Même s’il s’agissait de son principal objectif cette saison, McIntosh a expliqué à l’approche des Essais qu’elle « essayait de ne pas trop penser aux records du monde », même si « c’est toujours un peu dans un coin de [son] esprit ».

Son objectif était plutôt simplement de « sortir rapidement, parce que c’est ce que Bob veut que je fasse ».

Le « Bob » dont parle McIntosh est Bob Bowman, son entraîneur depuis l’automne 2025, alors qu’elle a commencé à s’entraîner avec lui à Austin, au Texas. Bowman est surtout connu pour avoir été l’entraîneur de Michael Phelps, qui a remporté 28 médailles olympiques au cours de sa carrière.

Comme McIntosh, Phelps excellait au 200 m et au 400 m quatre nages. Mais sa spécialité était le 200 m papillon, une épreuve dans laquelle il a fait ses débuts olympiques à seulement 15 ans et où il a établi son premier record du monde.
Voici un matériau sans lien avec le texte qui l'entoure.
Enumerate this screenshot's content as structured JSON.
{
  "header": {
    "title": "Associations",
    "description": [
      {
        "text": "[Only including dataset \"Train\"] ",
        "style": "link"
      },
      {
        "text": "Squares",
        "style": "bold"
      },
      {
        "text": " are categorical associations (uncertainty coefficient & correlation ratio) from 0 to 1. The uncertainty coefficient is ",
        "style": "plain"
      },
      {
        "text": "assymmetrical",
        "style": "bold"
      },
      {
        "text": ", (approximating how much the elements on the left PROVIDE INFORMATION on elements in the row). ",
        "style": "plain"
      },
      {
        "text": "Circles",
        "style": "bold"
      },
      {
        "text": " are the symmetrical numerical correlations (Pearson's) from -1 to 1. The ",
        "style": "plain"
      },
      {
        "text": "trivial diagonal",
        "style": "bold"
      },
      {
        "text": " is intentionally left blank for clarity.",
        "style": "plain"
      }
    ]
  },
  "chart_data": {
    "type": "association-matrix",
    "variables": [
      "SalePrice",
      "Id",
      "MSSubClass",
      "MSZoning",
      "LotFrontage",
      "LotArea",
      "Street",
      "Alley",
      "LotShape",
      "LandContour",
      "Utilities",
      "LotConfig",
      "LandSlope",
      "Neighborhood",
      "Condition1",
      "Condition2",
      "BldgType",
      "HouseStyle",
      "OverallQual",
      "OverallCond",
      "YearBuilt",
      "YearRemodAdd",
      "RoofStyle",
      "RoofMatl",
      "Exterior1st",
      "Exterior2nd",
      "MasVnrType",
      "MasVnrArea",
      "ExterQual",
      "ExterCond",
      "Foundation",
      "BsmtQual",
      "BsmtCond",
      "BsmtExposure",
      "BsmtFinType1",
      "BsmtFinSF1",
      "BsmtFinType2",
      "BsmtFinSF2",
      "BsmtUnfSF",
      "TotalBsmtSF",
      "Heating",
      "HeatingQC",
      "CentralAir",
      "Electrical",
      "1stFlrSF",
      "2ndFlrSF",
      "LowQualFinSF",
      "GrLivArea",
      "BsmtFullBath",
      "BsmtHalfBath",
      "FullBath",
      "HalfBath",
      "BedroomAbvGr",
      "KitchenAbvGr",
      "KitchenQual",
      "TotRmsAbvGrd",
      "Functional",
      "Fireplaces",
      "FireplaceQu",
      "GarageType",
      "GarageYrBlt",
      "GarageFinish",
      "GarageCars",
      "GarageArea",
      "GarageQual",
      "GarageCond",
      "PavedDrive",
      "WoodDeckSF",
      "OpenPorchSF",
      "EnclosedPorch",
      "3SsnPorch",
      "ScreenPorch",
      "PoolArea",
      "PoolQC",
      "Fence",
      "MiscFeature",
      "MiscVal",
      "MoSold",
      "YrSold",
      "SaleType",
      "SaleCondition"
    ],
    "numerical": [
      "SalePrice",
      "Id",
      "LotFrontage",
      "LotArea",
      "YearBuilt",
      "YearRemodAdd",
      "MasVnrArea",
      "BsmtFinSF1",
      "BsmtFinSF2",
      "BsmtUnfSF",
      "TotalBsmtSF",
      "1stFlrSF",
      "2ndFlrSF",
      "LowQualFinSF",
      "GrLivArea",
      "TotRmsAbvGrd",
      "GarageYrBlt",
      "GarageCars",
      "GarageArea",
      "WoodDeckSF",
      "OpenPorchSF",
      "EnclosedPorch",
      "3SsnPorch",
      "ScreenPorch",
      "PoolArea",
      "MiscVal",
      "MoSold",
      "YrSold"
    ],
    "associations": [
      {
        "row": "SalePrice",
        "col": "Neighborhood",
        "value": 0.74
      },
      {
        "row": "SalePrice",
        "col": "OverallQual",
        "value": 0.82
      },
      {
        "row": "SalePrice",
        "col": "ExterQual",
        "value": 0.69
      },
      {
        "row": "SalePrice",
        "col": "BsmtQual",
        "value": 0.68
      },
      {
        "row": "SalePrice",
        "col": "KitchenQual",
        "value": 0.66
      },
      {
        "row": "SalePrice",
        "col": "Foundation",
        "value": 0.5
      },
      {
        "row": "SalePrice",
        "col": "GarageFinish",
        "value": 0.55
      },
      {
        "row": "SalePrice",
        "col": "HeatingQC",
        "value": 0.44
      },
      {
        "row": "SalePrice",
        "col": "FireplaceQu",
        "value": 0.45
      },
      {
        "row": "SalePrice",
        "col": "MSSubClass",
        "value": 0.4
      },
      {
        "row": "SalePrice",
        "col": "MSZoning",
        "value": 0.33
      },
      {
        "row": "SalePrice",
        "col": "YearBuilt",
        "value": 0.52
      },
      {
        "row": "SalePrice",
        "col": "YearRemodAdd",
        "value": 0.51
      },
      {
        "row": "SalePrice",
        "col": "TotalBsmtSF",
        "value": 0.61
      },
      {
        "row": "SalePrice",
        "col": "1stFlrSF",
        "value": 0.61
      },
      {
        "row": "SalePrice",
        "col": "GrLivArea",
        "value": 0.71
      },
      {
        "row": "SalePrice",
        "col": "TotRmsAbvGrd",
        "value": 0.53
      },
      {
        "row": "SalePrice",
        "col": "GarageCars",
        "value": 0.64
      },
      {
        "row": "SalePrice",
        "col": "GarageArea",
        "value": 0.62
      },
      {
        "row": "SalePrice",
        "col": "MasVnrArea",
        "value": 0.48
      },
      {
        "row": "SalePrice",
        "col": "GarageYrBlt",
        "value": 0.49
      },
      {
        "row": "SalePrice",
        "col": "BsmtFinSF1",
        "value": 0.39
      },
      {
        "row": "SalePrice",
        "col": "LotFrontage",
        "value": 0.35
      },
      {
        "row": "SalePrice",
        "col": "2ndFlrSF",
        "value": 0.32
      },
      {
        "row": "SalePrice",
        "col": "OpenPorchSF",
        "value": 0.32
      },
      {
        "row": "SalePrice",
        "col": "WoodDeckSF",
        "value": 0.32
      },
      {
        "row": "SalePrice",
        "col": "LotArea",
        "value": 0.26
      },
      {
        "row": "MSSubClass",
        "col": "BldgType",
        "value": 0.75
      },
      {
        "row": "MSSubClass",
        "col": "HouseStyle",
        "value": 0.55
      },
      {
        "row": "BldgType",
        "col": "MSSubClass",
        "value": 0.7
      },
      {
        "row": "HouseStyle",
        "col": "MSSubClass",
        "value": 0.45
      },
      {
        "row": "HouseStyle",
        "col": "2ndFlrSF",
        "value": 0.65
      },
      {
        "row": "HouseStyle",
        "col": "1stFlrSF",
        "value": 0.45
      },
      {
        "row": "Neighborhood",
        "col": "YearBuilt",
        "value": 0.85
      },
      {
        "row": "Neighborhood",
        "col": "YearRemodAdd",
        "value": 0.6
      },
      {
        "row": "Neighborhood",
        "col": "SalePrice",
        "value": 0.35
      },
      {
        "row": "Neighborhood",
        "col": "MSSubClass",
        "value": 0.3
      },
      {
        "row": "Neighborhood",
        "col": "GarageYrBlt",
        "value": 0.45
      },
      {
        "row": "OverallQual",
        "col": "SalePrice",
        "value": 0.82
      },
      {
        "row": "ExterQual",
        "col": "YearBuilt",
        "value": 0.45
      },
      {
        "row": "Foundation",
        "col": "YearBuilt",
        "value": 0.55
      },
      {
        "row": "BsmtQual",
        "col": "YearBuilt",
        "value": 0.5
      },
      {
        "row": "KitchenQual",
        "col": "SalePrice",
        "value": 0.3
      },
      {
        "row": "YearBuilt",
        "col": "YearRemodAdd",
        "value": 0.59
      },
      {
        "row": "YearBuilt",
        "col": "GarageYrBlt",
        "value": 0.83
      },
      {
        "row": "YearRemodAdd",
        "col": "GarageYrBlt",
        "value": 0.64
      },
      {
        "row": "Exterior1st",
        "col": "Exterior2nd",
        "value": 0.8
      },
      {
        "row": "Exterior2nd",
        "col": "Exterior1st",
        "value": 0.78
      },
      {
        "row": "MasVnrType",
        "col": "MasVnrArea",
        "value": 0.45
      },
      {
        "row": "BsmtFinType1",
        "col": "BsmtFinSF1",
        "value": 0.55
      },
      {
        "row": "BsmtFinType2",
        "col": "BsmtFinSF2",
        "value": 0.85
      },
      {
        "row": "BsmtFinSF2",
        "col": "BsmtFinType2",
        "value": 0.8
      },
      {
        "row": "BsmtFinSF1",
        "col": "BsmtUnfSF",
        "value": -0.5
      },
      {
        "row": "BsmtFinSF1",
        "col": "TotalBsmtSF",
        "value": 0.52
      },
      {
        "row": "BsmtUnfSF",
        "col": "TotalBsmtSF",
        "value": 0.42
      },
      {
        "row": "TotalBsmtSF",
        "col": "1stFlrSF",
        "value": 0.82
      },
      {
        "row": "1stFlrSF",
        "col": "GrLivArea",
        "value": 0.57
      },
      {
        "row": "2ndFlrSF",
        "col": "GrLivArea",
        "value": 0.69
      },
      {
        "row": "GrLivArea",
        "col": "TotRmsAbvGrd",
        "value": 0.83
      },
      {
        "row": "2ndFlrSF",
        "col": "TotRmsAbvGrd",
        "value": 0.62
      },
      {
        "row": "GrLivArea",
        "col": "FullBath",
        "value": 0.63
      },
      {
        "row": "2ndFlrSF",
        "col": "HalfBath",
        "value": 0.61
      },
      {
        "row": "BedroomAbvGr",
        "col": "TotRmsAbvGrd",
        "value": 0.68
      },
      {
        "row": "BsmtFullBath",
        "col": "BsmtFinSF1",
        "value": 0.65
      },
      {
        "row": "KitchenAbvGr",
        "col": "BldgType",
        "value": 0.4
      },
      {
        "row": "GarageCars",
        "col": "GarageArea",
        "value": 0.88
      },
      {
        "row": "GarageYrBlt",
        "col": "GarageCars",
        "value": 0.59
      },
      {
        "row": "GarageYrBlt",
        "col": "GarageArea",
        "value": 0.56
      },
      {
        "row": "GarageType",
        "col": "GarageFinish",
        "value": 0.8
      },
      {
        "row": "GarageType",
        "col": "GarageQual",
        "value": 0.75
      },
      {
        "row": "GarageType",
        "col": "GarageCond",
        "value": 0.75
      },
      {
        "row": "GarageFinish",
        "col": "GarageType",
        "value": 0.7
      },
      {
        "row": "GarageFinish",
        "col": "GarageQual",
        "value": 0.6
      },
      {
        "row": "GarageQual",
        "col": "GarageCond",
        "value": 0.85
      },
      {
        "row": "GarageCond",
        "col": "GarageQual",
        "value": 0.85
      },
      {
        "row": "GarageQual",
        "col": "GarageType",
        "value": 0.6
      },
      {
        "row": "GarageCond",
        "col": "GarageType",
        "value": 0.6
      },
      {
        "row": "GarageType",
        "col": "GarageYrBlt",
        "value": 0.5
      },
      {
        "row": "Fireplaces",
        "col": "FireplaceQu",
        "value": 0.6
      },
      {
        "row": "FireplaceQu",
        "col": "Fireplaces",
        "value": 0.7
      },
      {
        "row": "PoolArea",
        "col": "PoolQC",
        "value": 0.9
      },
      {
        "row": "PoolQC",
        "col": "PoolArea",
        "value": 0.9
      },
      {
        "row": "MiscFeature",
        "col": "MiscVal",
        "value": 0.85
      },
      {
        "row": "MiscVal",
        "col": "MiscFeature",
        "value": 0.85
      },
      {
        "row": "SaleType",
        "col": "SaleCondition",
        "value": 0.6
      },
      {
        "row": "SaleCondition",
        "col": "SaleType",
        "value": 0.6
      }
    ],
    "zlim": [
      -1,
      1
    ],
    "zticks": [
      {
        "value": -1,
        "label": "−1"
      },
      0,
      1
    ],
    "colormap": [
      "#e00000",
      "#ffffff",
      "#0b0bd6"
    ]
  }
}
« Évidemment qu’il sait comment entraîner quelqu’un au 200 m papillon », a déclaré McIntosh à propos de Bowman. Elle explique que cette épreuve demande surtout de l’endurance, alors elle ne fait pas beaucoup d’entraînements difficiles en papillon. Elle travaille plutôt à devenir plus rapide dans cette nage tout en développant son endurance grâce à son entraînement pour des épreuves plus longues, comme le 400 m nage libre.
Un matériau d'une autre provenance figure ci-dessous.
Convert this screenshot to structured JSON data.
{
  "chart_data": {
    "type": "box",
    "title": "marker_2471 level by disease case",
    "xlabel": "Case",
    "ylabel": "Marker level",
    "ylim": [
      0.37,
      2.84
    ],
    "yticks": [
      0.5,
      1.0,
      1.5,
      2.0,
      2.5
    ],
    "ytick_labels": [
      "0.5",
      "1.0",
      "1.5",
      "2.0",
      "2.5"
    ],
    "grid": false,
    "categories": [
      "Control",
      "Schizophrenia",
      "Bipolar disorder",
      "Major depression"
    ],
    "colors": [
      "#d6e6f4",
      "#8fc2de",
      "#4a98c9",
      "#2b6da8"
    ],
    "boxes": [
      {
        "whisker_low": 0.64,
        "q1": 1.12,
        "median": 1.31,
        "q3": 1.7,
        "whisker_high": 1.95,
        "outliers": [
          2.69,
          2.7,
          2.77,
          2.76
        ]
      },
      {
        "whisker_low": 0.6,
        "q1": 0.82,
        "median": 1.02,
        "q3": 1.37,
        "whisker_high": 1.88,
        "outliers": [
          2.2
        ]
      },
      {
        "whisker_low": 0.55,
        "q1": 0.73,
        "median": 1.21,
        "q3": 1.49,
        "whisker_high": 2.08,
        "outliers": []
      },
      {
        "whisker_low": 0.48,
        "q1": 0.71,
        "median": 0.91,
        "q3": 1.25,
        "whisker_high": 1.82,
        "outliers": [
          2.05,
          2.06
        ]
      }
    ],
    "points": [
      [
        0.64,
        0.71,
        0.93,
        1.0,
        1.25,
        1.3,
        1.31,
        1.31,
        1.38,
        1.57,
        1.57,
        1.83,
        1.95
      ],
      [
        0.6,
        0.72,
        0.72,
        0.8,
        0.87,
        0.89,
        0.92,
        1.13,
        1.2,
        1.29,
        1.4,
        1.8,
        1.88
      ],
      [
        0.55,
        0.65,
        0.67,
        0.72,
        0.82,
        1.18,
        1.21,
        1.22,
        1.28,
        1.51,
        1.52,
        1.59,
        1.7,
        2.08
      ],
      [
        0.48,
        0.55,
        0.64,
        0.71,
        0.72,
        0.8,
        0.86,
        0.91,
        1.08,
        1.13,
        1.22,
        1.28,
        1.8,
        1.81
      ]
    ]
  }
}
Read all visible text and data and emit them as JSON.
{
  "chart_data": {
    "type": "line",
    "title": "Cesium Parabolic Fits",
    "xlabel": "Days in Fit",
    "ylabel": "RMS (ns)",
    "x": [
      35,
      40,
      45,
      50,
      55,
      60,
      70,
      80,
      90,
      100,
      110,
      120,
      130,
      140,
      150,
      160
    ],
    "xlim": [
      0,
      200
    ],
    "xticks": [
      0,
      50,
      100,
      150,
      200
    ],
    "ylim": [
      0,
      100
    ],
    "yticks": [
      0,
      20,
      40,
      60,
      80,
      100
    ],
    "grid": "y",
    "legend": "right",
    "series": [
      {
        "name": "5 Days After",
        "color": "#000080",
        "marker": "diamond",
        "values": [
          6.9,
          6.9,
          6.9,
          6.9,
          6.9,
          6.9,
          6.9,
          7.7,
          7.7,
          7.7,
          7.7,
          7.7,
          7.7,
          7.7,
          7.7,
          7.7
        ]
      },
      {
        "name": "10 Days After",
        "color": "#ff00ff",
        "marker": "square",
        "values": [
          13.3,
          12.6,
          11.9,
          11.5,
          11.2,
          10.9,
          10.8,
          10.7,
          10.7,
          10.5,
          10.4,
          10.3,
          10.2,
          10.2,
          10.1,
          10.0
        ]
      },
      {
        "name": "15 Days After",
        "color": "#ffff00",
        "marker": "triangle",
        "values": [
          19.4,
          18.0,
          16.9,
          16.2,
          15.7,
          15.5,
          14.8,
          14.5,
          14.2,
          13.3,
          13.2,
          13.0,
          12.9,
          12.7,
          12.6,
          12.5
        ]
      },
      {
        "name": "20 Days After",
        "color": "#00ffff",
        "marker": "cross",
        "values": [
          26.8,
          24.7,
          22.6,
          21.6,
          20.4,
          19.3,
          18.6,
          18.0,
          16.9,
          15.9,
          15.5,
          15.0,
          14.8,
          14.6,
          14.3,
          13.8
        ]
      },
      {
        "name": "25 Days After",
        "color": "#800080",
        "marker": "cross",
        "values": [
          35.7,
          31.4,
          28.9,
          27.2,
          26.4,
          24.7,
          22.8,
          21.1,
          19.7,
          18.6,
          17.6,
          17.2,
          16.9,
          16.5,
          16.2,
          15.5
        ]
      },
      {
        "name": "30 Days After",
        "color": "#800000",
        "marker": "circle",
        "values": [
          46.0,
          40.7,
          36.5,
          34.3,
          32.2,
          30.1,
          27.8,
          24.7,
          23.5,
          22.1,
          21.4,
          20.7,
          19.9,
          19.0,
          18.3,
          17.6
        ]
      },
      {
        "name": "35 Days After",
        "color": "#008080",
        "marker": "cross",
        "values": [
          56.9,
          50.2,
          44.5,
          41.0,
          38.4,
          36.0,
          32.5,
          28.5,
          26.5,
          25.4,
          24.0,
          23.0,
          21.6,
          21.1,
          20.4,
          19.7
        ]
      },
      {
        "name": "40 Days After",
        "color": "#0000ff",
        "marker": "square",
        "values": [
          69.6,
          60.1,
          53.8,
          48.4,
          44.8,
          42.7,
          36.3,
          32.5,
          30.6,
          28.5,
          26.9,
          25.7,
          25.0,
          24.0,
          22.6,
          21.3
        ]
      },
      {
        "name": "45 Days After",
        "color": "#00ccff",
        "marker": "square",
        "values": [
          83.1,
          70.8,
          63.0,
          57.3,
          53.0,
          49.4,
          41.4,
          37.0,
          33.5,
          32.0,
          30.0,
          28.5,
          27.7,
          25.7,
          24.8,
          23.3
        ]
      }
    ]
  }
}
« Je sais qu’elle et Bob parlaient de simplement faire un 200 m papillon où elle partirait très rapidement sur les 100 premiers mètres, et son deuxième 50 m était beaucoup plus rapide. Je pensais donc qu’elle avait une chance. Mais au papillon, on peut facilement perdre son rythme, et après ça, il n’y a plus grand-chose à faire. », a expliqué Jill McIntosh après avoir assisté à la performance record de sa fille. Elle parlait aussi par expérience : le 200 m papillon était sa propre épreuve, celle dans laquelle elle est devenue olympienne aux Jeux de Los Angeles 1984.

Summer McIntosh s’entretient avec son entraîneur, Bob Bowman, après avoir réalisé le meilleur temps de la finale du 400 m quatre nages féminin aux Essais canadiens de natation à Montréal, le lundi 6 juillet 2026. THE CANADIAN PRESS/Christopher Katsarov

Au Texas, McIntosh s’entraîne aux côtés de plusieurs nageurs internationaux de haut niveau, dont Léon Marchand, qui a remporté quatre médailles d’or pour la France aux Jeux de Paris 2024 (dont trois dans les mêmes épreuves que McIntosh chez les hommes), ainsi que Hubert Kos, de la Hongrie, champion olympique du 200 m dos.
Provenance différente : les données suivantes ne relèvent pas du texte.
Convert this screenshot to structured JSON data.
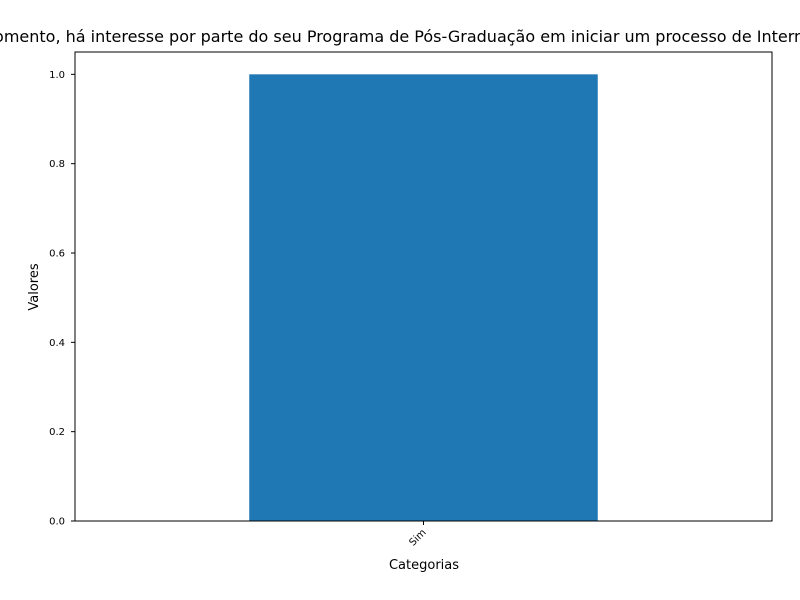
{
  "chart_data": {
    "type": "bar",
    "title": "Neste momento, há interesse por parte do seu Programa de Pós-Graduação em iniciar um processo de Internacionalização?",
    "xlabel": "Categorias",
    "ylabel": "Valores",
    "categories": [
      "Sim"
    ],
    "values": [
      1
    ],
    "ylim": [
      0,
      1.05
    ],
    "yticks": [
      0.0,
      0.2,
      0.4,
      0.6,
      0.8,
      1.0
    ],
    "ytick_labels": [
      "0.0",
      "0.2",
      "0.4",
      "0.6",
      "0.8",
      "1.0"
    ],
    "xtick_rotation": 45,
    "grid": false,
    "colors": {
      "bar": "#1f77b4",
      "axes": "#000000",
      "background": "#ffffff"
    }
  }
}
« On partage tous un peu la même mentalité », a déclaré McIntosh. « Pouvoir m’entraîner avec eux chaque jour est un véritable privilège. Ils m’aident certainement à grandir, autant comme personne que comme athlète, dans et à l’extérieur de la piscine. »

Jill McIntosh explique qu’elle a été impressionnée de voir à quel point sa fille a été bien accueillie par ses coéquipiers d’entraînement, qui sont aussi devenus de bons amis. La nageuse, qui aura bientôt 20 ans à la mi-août, a également trouvé un meilleur équilibre dans sa vie, un aspect que Bowman a rapidement remarqué.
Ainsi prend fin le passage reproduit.